Dit past in het kader van ‘kruimeltjes is ook brood’. Wordt de benodigde energie voor mobiliteit opgewekt door een energiecentrale elders in plaats van een lokale inwendige verbrandingsmotor, dan is er een verschil in efficiëntie. Bij een benzine motor is het rendement variërend van 20 tot 25% en bij een diesel motor varieert dit van 30 tot 35%. Dit is allemaal afhankelijk van ‘de rechtervoet’ van de bestuurder.
Een elektriciteitscentrale wordt niet geregeld door een ‘rechter voet’ en heeft rendementscijfers van minimaal 40%, maar niet meer dan 45%. Een elektriciteitscentrale op kolen wordt niet geregeld door een ‘rechter voet’ en heeft rendementscijfers van minimaal 40%, maar niet meer dan 45%. Een gascentrale heeft een hoger rendement (tot max. 60%) en dat kan nog hoger worden wanneer de restwarmte ook nuttig benut kan worden.(*1) Elektrotractie is daarmee wel lokaal ‘uitstootvrij’, maar is bij opwekking van de energie niet uitstootvrij. Hierdoor is elektrotractie in sterk belaste gebieden (stadscentra) toegestaan, terwijl oude inwendige verbrandingsmotoren voor tractie daar niet worden toegestaan. Samenvattend: ook al wordt de elektrische energie voor elektrotractie met uitstoot opgewekt, door de hogere efficiëntie heeft het wel een positief effect op de uitstoot van schadelijke stoffen voor tractie in het algemeen.

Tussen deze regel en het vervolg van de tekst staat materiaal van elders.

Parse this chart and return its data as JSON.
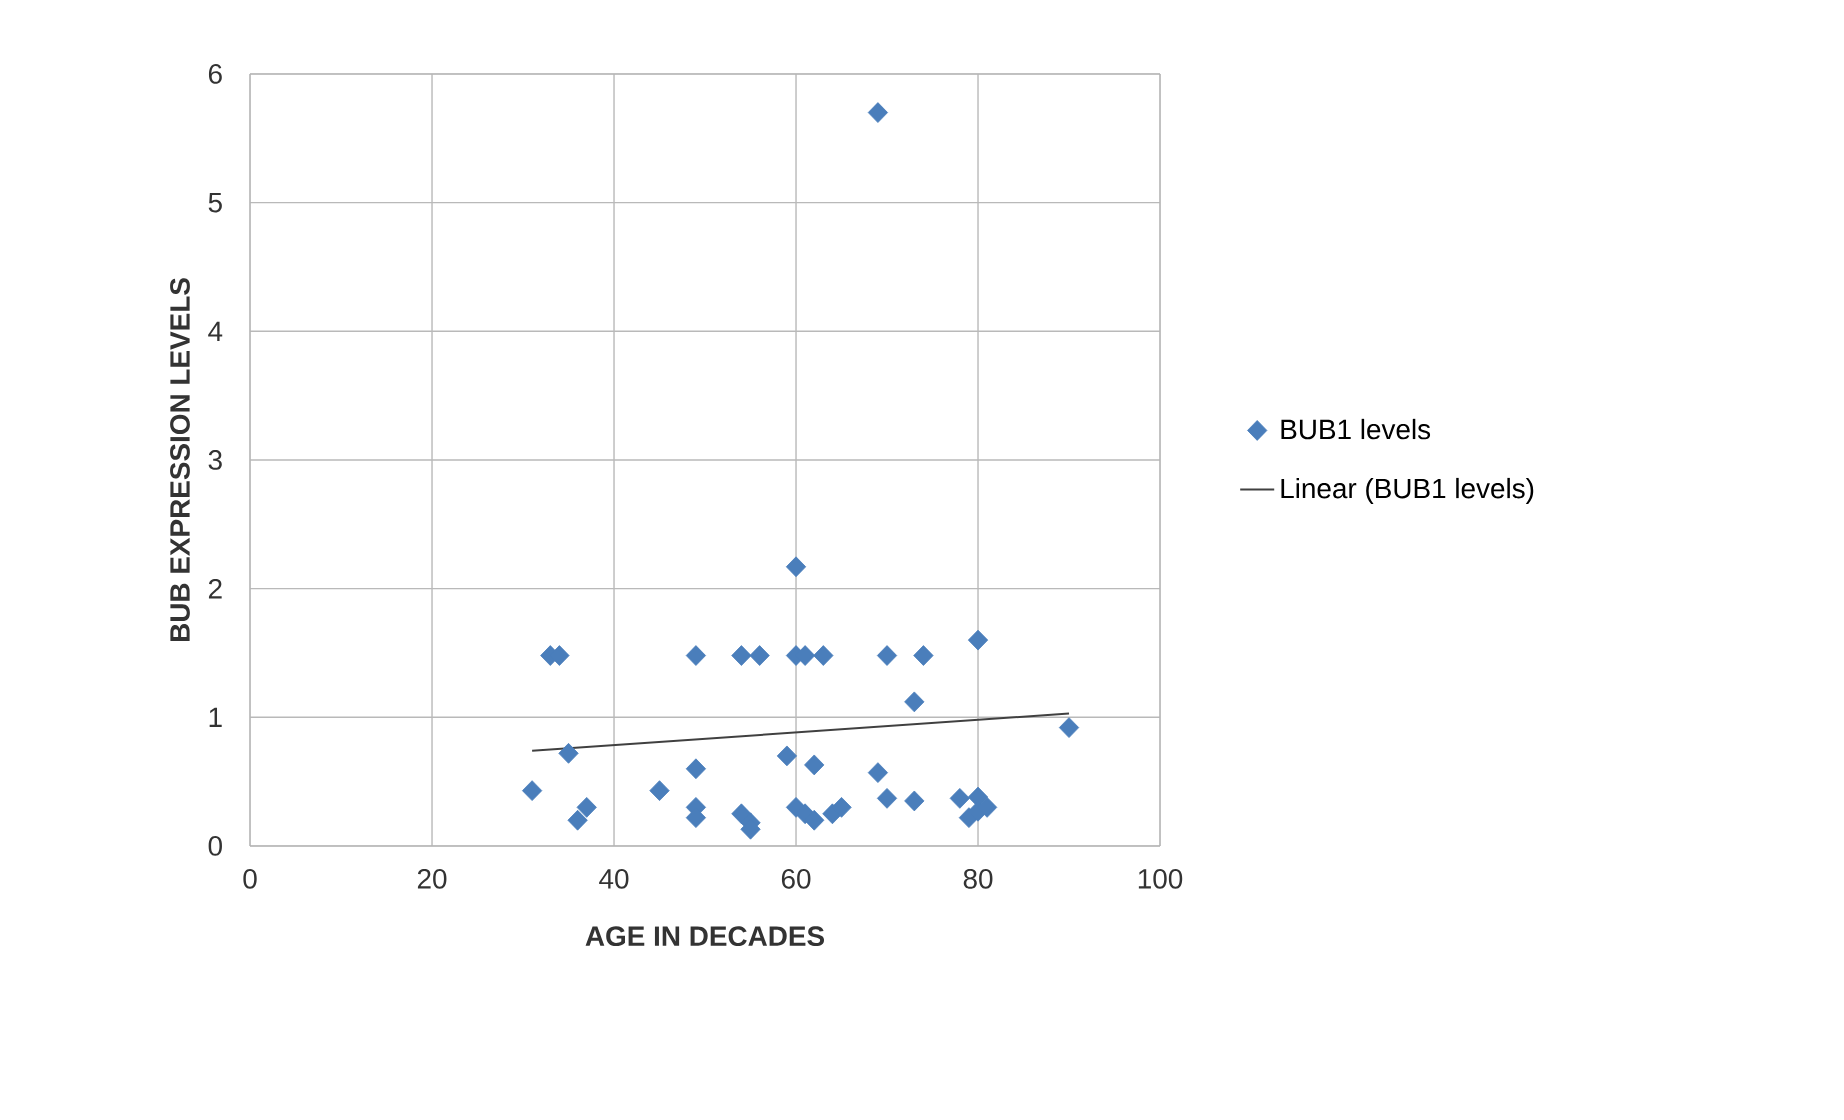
{
  "chart_data": {
    "type": "scatter",
    "xlabel": "AGE IN  DECADES",
    "ylabel": "BUB EXPRESSION LEVELS",
    "xlim": [
      0,
      100
    ],
    "xticks": [
      0,
      20,
      40,
      60,
      80,
      100
    ],
    "ylim": [
      0,
      6
    ],
    "yticks": [
      0,
      1,
      2,
      3,
      4,
      5,
      6
    ],
    "grid": true,
    "legend": "right",
    "series": [
      {
        "name": "BUB1 levels",
        "color": "#4a7ebb",
        "marker": "diamond",
        "x": [
          31,
          33,
          34,
          35,
          36,
          37,
          45,
          49,
          49,
          49,
          49,
          54,
          54,
          55,
          55,
          56,
          59,
          60,
          60,
          60,
          61,
          61,
          62,
          62,
          63,
          64,
          65,
          69,
          69,
          70,
          70,
          73,
          73,
          74,
          78,
          79,
          80,
          80,
          80,
          81,
          90
        ],
        "values": [
          0.43,
          1.48,
          1.48,
          0.72,
          0.2,
          0.3,
          0.43,
          1.48,
          0.6,
          0.3,
          0.22,
          1.48,
          0.25,
          0.18,
          0.13,
          1.48,
          0.7,
          2.17,
          1.48,
          0.3,
          1.48,
          0.25,
          0.63,
          0.2,
          1.48,
          0.25,
          0.3,
          5.7,
          0.57,
          1.48,
          0.37,
          1.12,
          0.35,
          1.48,
          0.37,
          0.22,
          1.6,
          0.38,
          0.27,
          0.3,
          0.92
        ]
      },
      {
        "name": "Linear (BUB1 levels)",
        "type": "line",
        "marker": "none",
        "color": "#404040",
        "x": [
          31,
          90
        ],
        "values": [
          0.74,
          1.03
        ]
      }
    ]
  }
}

De mate van uitstoot door een brandstof conversie centrale is in belangrijke mate te beperken door de rookgassen te filteren met absorberende stoffen zodat de uitstoot van stikstof verbindingen en de uitstoot van koolzuurgas sterk kan worden gereduceerd. Dit is nog niet in de praktijk gebracht vanwege de hoge kosten die dit met zich meebrengt.
Opwekkingsvormen voor elektrische energie
Brandstof conversie
Dit is de nu gebruikelijke manier om elektriciteit op te wekken. Bij het gebruik van gas is de uitstoot van schadelijke stoffen beperkt, daarentegen is de uitstoot bij gebruik van kolen juist zeer hoog. De Biomassa centrales zijn weliswaar CO2 neutraal in hun uitstoot omdat zij geen fossiele brandstof gebruiken –hierbij is sprake van de ‘korte koolstofkringloop’-, maar per geproduceerde kWh is de uitstoot zeer hoog. Ook geur-overlast is hier een issue, je stookt immers de composthoop op.
De continuïteit van de productie is zeer goed te noemen.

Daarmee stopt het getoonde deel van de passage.